Peter Uehre, der aus Nordrhein-Westfalen zugezogene Experte, hält die exponierten warmen Flächen ideal für die Feldlerche, "ein riesengroßes Lerchenfenster sozusagen". Aber auch für Insekten, Spinnen oder Reptilien. In den ersten vier Jahren nach der Pflanzung sei die Kultur noch offen und frei von Vegetation. Dann schließe sich der Bestand, werde aber durch die Entnahme von Bäumen "lückig".
"Wir schaffen durch Neupflanzung jedes Jahr vier Hektar optimalen Lebensraum für die Feldlerche", betonte Herbert Geyer. Er verstehe nicht, wieso dann noch Lerchenfenster gebraucht werden. Der Oberwinterbacher ist sich sicher: "Wir leisten gute Arbeit für die Artenvielfalt!" Durch die verschiedenen Wachstumsstadien und die Entnahme würden immer wieder neue Freiflächen geschaffen. Außerdem würden die Christbaumkulturen viel weniger mit Chemie behandelt als die übrigen landwirtschaftlichen Flächen.

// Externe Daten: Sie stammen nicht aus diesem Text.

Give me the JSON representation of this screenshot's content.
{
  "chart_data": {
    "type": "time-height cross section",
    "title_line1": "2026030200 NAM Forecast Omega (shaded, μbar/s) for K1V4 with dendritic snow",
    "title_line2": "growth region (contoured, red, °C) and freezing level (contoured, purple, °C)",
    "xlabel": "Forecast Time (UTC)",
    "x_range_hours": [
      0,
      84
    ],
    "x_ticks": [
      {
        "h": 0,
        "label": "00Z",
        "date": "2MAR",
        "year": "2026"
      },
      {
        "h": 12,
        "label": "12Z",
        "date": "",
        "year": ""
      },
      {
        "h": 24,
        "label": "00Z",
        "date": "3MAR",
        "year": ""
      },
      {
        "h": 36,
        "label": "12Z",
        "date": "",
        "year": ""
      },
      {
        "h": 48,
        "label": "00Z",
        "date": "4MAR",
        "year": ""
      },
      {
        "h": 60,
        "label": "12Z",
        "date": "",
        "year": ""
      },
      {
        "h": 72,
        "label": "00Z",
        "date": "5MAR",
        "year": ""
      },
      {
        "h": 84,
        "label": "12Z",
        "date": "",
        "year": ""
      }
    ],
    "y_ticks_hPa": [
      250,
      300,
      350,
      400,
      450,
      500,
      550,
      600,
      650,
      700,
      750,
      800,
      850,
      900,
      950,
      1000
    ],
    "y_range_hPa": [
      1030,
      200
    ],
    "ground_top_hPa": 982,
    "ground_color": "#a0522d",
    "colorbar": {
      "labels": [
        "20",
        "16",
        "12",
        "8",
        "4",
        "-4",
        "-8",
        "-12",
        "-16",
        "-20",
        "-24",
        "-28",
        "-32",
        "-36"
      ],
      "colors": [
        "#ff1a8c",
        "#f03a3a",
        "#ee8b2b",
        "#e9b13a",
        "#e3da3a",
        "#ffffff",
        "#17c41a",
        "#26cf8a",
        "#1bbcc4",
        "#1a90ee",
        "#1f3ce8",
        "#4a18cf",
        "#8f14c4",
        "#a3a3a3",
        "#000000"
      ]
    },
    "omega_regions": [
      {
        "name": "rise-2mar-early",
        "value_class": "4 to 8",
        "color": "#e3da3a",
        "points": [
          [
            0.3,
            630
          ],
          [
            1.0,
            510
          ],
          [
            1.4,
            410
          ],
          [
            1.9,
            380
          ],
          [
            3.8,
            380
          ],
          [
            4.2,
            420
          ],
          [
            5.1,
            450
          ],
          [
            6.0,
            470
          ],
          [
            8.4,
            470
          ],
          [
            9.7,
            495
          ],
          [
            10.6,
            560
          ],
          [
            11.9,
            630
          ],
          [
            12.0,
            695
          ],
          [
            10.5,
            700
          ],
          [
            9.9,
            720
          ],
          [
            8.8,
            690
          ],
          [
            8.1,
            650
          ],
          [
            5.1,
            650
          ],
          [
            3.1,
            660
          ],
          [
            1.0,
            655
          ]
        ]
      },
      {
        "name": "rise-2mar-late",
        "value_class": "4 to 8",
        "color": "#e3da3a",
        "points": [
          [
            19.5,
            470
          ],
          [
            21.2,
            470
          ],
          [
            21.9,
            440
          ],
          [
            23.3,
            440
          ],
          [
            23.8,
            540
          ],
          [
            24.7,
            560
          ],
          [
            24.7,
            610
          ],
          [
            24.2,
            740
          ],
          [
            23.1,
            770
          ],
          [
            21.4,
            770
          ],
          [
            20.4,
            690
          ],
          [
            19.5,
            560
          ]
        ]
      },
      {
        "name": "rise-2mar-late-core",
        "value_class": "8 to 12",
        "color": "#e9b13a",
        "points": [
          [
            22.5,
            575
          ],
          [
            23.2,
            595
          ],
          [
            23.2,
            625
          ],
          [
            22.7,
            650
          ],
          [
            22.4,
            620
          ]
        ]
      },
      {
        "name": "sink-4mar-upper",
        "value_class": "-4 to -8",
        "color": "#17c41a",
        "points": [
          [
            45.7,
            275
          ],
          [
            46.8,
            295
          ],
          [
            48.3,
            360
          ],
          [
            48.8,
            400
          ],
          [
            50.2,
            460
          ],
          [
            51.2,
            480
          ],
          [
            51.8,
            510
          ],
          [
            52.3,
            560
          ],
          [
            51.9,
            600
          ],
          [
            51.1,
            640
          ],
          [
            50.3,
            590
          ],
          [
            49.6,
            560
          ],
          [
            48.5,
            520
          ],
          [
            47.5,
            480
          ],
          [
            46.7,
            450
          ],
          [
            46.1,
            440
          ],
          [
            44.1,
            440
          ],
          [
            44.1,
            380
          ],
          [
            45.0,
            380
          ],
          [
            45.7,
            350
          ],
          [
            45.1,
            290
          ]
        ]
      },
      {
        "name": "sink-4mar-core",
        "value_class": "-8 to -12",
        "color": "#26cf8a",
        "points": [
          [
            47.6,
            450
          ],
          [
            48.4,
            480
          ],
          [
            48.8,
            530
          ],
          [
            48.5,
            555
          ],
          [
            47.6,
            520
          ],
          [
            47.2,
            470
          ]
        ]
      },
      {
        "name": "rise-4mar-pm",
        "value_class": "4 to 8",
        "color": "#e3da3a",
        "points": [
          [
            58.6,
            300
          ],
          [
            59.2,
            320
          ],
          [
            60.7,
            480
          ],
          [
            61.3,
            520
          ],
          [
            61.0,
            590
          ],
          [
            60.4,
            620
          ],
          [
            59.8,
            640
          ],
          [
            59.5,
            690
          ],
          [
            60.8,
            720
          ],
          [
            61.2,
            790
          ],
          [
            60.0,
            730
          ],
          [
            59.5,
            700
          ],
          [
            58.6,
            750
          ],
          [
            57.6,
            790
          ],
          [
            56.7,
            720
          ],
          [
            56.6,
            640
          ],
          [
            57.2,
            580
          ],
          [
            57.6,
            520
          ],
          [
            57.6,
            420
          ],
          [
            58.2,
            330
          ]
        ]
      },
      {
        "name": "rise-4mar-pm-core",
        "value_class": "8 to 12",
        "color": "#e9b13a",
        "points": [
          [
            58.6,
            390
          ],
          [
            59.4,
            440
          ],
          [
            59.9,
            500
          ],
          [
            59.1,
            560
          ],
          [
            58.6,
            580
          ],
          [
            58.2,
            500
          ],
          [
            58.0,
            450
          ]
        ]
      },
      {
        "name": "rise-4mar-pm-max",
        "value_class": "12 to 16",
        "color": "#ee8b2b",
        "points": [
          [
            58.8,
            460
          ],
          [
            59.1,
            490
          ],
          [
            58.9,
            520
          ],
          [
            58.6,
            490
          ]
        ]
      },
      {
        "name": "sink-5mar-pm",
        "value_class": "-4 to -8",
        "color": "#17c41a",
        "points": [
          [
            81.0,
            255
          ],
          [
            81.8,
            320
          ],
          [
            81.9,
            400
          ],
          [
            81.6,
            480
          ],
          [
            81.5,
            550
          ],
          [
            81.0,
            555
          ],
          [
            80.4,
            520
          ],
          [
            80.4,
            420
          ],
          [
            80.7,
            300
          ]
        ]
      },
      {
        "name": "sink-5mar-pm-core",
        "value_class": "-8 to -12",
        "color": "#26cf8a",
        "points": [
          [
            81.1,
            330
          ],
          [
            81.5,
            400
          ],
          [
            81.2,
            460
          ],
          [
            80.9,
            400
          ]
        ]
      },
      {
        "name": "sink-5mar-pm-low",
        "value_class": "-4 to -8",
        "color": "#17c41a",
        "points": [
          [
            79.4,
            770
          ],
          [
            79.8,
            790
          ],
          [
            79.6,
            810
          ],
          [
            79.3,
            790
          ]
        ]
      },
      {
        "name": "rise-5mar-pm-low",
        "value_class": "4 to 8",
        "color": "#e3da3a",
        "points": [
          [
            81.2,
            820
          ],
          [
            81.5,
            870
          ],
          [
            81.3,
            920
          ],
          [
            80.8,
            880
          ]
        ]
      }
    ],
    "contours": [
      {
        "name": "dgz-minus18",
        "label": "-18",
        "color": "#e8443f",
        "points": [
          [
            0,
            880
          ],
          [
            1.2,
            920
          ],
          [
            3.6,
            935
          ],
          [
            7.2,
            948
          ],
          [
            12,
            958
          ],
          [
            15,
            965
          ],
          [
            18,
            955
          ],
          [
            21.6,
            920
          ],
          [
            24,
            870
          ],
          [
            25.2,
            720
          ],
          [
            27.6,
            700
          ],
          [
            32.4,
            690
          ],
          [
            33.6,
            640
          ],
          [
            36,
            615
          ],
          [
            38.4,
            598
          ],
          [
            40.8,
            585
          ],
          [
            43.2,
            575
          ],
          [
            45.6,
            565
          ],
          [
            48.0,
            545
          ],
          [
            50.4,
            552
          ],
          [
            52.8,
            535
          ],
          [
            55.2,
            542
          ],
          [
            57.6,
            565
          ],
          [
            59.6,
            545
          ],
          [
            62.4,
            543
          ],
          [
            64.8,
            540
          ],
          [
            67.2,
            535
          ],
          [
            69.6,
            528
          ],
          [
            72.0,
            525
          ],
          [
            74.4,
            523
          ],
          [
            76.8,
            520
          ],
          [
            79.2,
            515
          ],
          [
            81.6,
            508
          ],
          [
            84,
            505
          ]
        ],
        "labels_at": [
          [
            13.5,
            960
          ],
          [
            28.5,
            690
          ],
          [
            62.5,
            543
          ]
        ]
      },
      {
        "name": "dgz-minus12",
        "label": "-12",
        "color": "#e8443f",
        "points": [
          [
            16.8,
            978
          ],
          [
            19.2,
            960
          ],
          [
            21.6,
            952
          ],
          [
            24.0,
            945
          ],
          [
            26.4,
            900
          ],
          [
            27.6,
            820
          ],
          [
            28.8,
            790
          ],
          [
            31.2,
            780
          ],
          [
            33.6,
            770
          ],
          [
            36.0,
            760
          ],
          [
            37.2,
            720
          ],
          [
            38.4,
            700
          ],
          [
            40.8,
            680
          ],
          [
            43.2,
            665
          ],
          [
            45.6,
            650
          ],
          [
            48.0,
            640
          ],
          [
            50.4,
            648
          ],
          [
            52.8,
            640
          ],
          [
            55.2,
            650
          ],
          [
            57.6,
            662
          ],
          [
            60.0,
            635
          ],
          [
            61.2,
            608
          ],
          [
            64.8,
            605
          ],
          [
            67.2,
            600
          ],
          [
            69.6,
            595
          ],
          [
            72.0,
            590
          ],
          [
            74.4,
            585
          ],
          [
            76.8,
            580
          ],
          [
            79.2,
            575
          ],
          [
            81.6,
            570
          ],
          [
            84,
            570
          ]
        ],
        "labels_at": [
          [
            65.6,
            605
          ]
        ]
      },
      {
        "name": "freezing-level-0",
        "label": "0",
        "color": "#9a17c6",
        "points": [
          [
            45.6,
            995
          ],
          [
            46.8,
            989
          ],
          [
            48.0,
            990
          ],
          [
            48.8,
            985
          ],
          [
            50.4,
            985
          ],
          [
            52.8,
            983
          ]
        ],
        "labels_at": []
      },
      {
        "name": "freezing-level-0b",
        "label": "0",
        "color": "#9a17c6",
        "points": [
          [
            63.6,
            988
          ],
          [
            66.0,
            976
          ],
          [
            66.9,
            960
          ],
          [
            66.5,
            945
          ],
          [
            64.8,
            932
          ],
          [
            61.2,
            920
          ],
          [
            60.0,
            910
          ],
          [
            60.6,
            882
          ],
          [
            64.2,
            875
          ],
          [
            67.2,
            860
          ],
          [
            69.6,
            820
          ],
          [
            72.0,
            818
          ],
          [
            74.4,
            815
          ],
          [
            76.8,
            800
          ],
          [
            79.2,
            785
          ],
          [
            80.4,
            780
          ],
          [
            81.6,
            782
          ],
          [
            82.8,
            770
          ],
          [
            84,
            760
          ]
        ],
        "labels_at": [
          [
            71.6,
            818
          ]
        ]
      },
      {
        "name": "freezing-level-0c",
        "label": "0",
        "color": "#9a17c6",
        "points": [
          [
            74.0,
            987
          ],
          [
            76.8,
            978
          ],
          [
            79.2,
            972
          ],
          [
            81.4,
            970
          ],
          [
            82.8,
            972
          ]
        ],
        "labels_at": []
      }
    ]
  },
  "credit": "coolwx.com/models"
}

"Wir wissen, dass diese Kulturen positive Nebeneffekte haben", räumte Andreas Sehm ein. Dennoch sei es nur eine Teilstruktur, die als Lebensraum nicht reiche. "Wir müssen das Gesamthabitat sehen." Die Feldlerche benötige eine freie Steppenlandschaft. Der Bestand sei um 50 Prozent eingebrochen. Deshalb sei zu überlegen, was mit einfachen Schritten erreicht werden könne. Lerchenfenster wären eine einfache, kostengünstige Lösung ohne großen Aufwand. Bisher sei es noch jedem Vorhabensträger gelungen, einen Landwirt für ein Lerchenfenster zu finden. "Nicht ganz glücklich", erteilte der Kreis-Naturschützer am Ende das Einvernehmen zu Bechmanns Neupflanzung. "Da nicht mehr nachzuweisen ist, ob ein Brutplatz vorhanden war", betonte er.
"Für mich ist das jetzt glimpflich ausgegangen", zog Bechmann Fazit. Doch das allein sei nicht das Problem. Die Crux sei, dass die Lerchenfenster nicht in der Kultur selbst, sondern auf Nachbarflächen angelegt werden sollen. Außerdem wünscht er sich mehr Unterstützung durch das Landratsamt. Ihm schwebt ein Markenzeichen wie die geografische Angabe beim Aischgründer Karpfen auch für die fränkischen Christbäume vor.